Experts in neurology and psychiatry differed in their assessment of the Nature study, offering a possible preview of debates that may take place as the American Psychiatric Association prepares the sixth edition of the Diagnostic Statistical Manual of Mental Disorders, the comprehensive handbook used by clinicians, researchers and insurance companies.
“What’s so wonderful about this paper –and one of the reasons I ain’t retired yet – is that I strongly believe that psychiatry will change more in the next 10 years than it has in the last century. And it’s work like this that gives me hope that my opinion is right,” said Scott Aaronson, chief science officer for Sheppard Pratt’s Institute for Advanced Diagnostics and Therapeutics in Baltimore.
Aaronson said diagnosing patients based not on biology, but on how they appear and act in a psychiatrist’s office, can be misleading.
He recalled identical twins, one of whom he treated, the other he only met. “One was diagnosed with schizophrenia, the other twin was diagnosed with bipolar disorder,” Aaronson said. “And it was really because, even though they had the exact same genetics, one had a presentation that was largely a psychotic disorder and one had a presentation that was largely a mood disorder.”
The difference between the two is that mood disorders are characterized by extreme emotional states, while psychotic disorders involve a break from reality.
Ken Duckworth, the chief medical officer at the National Alliance on Mental Illness, said that until now, “the genetics revolution has not yielded much in the field,” of psychiatry. “Cancer is way ahead of us, and that’s because we still have difficulty understanding the underlying biological roots,” of mental illness.
But at this point, Duckworth said, “there’s no practical application” to the findings in the Nature study. “A man in Des Moines, Iowa, who’s trying to figure out what’s going on with him will not be able to get,” the same kind of genetic assessment use by the researchers who wrote the Nature paper, “to help inform his treatment.”
Ramiro Salas, a senior research scientist at the Menninger Clinic in Houston, called the paper “a beautiful step in the right direction that adds data to use in the future, when we redefine psychiatry using biology.”
Salas, who is also an associate professor in Baylor College of Medicine’s Department of Psychiatry Research called the size of the study “amazing,” but cautioned that “in one sense, what we are going toward and what we want is personalized psychiatry,” and the new study “goes in the exact opposite direction. I don’t think all depression patients are the same in terms of their biology.” He said that’s why, “antidepressants tend to work on one-third of the patients. And not all patients who benefit from one antidepressant would benefit from any other.”

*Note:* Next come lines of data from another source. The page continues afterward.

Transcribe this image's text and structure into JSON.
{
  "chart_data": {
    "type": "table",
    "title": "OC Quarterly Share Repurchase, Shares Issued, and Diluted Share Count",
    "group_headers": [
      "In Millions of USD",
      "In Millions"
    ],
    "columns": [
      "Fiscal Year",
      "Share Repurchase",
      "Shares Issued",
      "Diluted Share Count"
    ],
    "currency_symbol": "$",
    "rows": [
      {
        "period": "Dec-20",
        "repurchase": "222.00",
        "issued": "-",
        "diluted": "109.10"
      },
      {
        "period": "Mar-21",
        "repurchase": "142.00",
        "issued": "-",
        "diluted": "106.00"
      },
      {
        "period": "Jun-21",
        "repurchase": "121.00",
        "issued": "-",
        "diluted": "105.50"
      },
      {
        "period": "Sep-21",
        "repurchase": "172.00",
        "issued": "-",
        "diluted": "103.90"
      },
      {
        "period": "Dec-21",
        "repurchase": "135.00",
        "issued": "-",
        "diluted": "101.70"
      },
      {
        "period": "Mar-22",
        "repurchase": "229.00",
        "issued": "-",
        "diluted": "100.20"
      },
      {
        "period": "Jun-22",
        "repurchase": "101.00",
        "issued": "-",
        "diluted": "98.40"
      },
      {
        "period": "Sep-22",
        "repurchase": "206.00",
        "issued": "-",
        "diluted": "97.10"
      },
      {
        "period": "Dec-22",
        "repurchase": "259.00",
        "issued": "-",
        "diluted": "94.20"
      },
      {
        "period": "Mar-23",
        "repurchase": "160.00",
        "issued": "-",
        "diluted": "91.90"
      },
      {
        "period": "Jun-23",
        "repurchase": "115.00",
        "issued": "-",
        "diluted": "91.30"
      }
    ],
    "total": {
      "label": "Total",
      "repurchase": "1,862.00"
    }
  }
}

Conor Liston, a psychiatrist at New York Presbyterian and Weill Cornell Medicine, said it may be a while before genetic information leads to shifts in the Diagnostic Statistical Manual of Mental Disorders, often referred to as the DSM.
“The committee that decides what goes into the DSM doesn’t make change willy-nilly, and that’s probably a good thing,” Liston said. “But I do think a time is coming, whether it is in DSM6 or DSM7, or some other time down the road when genetics will be part of what we’re considering in psychiatry when we’re making diagnoses. Perhaps not just genetics. Perhaps other biological measures, too.”